Un déroulement scénaristique ambivalent mais un bouleversement cinématographique.
Pensez à un film de guerre, introduisez-y tous les clichés possibles et racontez une histoire digne d’intérêt et d’admiration; vous venez d’écrire Hacksaw Ridge. Maintenant, embauchez Simon Duggan, faites appel à d’excellents acteurs.trices, ajoutez des effets spéciaux dans des décors grandioses; vous avez Hacksaw Ridge.

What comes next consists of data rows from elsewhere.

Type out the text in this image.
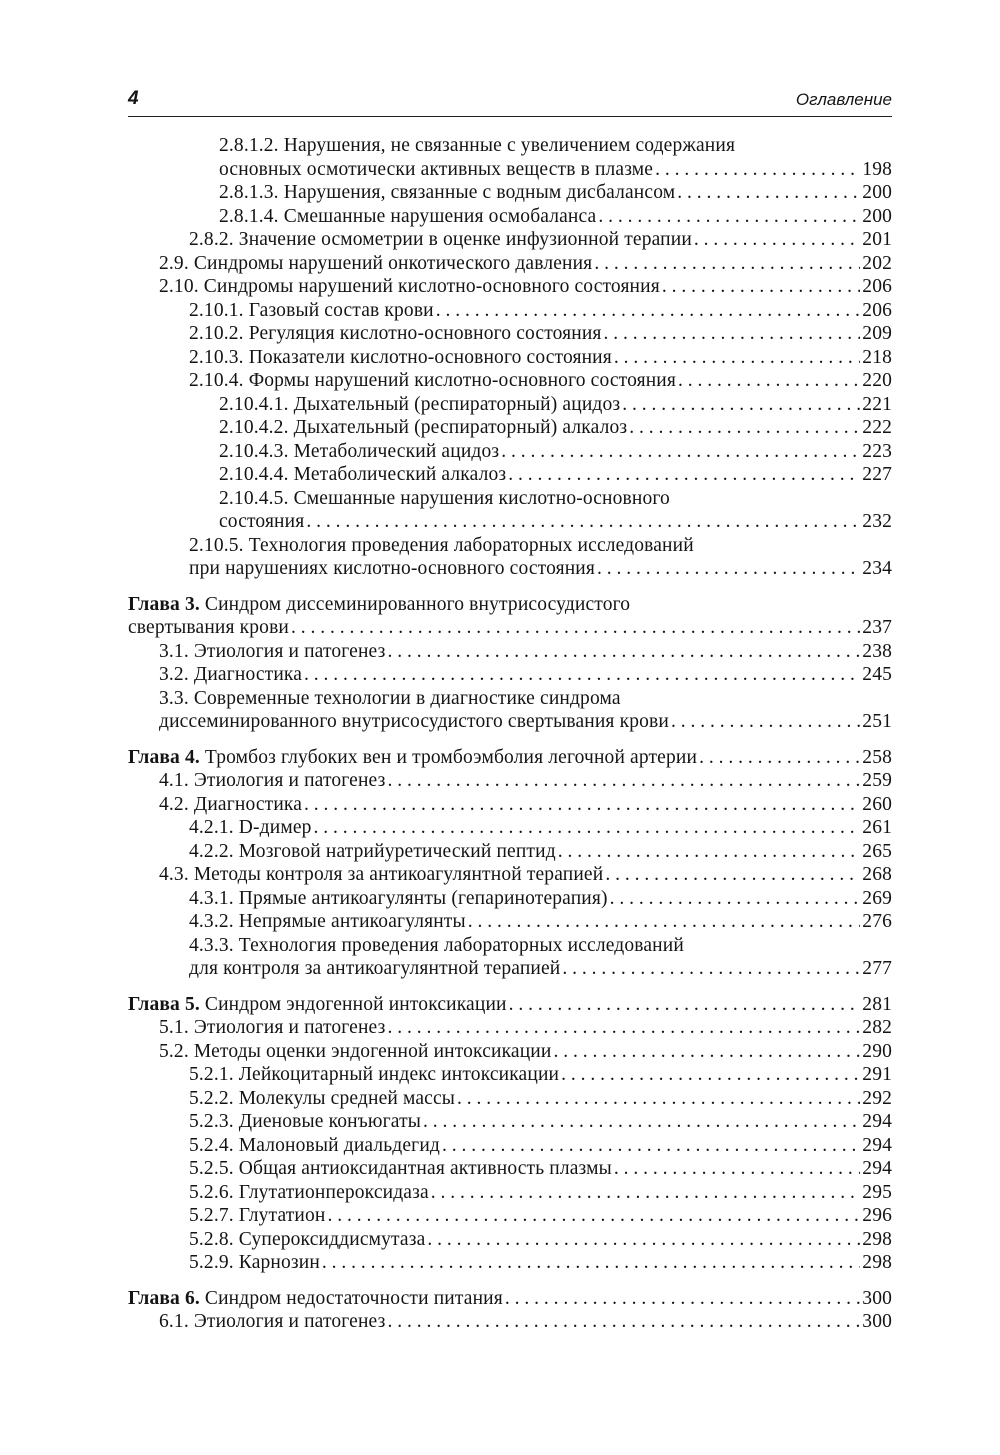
4	Оглавление
2.8.1.2. Нарушения, не связанные с увеличением содержания
основных осмотически активных веществ в плазме . . .	198
2.8.1.3. Нарушения, связанные с водным дисбалансом . . .	200
2.8.1.4. Смешанные нарушения осмобаланса . . .	200
2.8.2. Значение осмометрии в оценке инфузионной терапии . . .	201
2.9. Синдромы нарушений онкотического давления . . .	202
2.10. Синдромы нарушений кислотно-основного состояния . . .	206
2.10.1. Газовый состав крови . . .	206
2.10.2. Регуляция кислотно-основного состояния . . .	209
2.10.3. Показатели кислотно-основного состояния . . .	218
2.10.4. Формы нарушений кислотно-основного состояния . . .	220
2.10.4.1. Дыхательный (респираторный) ацидоз . . .	221
2.10.4.2. Дыхательный (респираторный) алкалоз . . .	222
2.10.4.3. Метаболический ацидоз . . .	223
2.10.4.4. Метаболический алкалоз . . .	227
2.10.4.5. Смешанные нарушения кислотно-основного
состояния . . .	232
2.10.5. Технология проведения лабораторных исследований
при нарушениях кислотно-основного состояния . . .	234
Глава 3. Синдром диссеминированного внутрисосудистого
свертывания крови . . .	237
3.1. Этиология и патогенез . . .	238
3.2. Диагностика . . .	245
3.3. Современные технологии в диагностике синдрома
диссеминированного внутрисосудистого свертывания крови . . .	251
Глава 4. Тромбоз глубоких вен и тромбоэмболия легочной артерии . . .	258
4.1. Этиология и патогенез . . .	259
4.2. Диагностика . . .	260
4.2.1. D-димер . . .	261
4.2.2. Мозговой натрийуретический пептид . . .	265
4.3. Методы контроля за антикоагулянтной терапией . . .	268
4.3.1. Прямые антикоагулянты (гепаринотерапия) . . .	269
4.3.2. Непрямые антикоагулянты . . .	276
4.3.3. Технология проведения лабораторных исследований
для контроля за антикоагулянтной терапией . . .	277
Глава 5. Синдром эндогенной интоксикации . . .	281
5.1. Этиология и патогенез . . .	282
5.2. Методы оценки эндогенной интоксикации . . .	290
5.2.1. Лейкоцитарный индекс интоксикации . . .	291
5.2.2. Молекулы средней массы . . .	292
5.2.3. Диеновые конъюгаты . . .	294
5.2.4. Малоновый диальдегид . . .	294
5.2.5. Общая антиоксидантная активность плазмы . . .	294
5.2.6. Глутатионпероксидаза . . .	295
5.2.7. Глутатион . . .	296
5.2.8. Супероксиддисмутаза . . .	298
5.2.9. Карнозин . . .	298
Глава 6. Синдром недостаточности питания . . .	300
6.1. Этиология и патогенез . . .	300
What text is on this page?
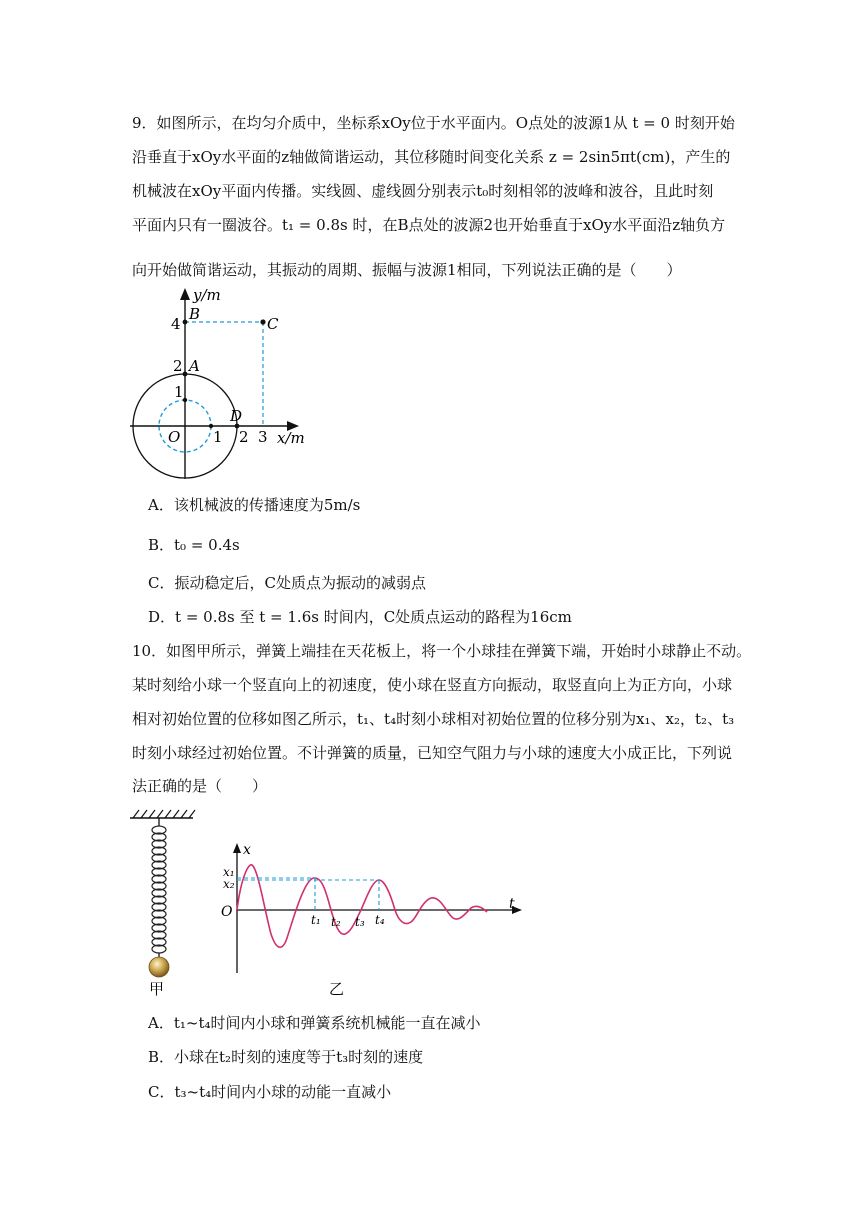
9．如图所示，在均匀介质中，坐标系xOy位于水平面内。O点处的波源1从 t = 0 时刻开始
沿垂直于xOy水平面的z轴做简谐运动，其位移随时间变化关系 z = 2sin5πt(cm)，产生的
机械波在xOy平面内传播。实线圆、虚线圆分别表示t₀时刻相邻的波峰和波谷，且此时刻
平面内只有一圈波谷。t₁ = 0.8s 时，在B点处的波源2也开始垂直于xOy水平面沿z轴负方
向开始做简谐运动，其振动的周期、振幅与波源1相同，下列说法正确的是（　　）
y/m
x/m
B
C
A
D
O
4
2
1
1 2 3
A．该机械波的传播速度为5m/s
B．t₀ = 0.4s
C．振动稳定后，C处质点为振动的减弱点
D．t = 0.8s 至 t = 1.6s 时间内，C处质点运动的路程为16cm
10．如图甲所示，弹簧上端挂在天花板上，将一个小球挂在弹簧下端，开始时小球静止不动。
某时刻给小球一个竖直向上的初速度，使小球在竖直方向振动，取竖直向上为正方向，小球
相对初始位置的位移如图乙所示，t₁、t₄时刻小球相对初始位置的位移分别为x₁、x₂，t₂、t₃
时刻小球经过初始位置。不计弹簧的质量，已知空气阻力与小球的速度大小成正比，下列说
法正确的是（　　）
甲
x
t
O
x₁
x₂
t₁ t₂ t₃ t₄
乙
A．t₁~t₄时间内小球和弹簧系统机械能一直在减小
B．小球在t₂时刻的速度等于t₃时刻的速度
C．t₃~t₄时间内小球的动能一直减小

Mel Gibson est ici à l’origine d’une œuvre très spéciale qui, pour qui la visionne attentivement, possède autant de qualités que de défauts. Les premières trente minutes sont précipitées et contextualisent maladroitement les personnages et leurs relations, on bondit dans le temps pour étudier de surface les bases de ce que nous allons voir pendant plus de deux heures de visionnage. Ici, peu importe la justesse du jeu des acteurs.trices ou l’émotion procurée par la musique, rien ne peut nous faire entrer au cœur du film et l’on pense déjà que tout est perdu.
Une fois ce cap de la demi-heure enfin atteint, toute la puissance et la justesse du travail de Mel Gibson commencent à transparaître et se canalisent dans une multitude d’images, de personnages et d’actions. Le film débute réellement: notre intérêt, après avoir été rudement mis à l’épreuve, est peu à peu éveillé et nos attentes commencent à s’aiguiser. S’ensuit alors un enchaînement sans fausse note de rebondissements intimes qui nous attachent enfin au personnage principal et à l’aura qui l’entoure.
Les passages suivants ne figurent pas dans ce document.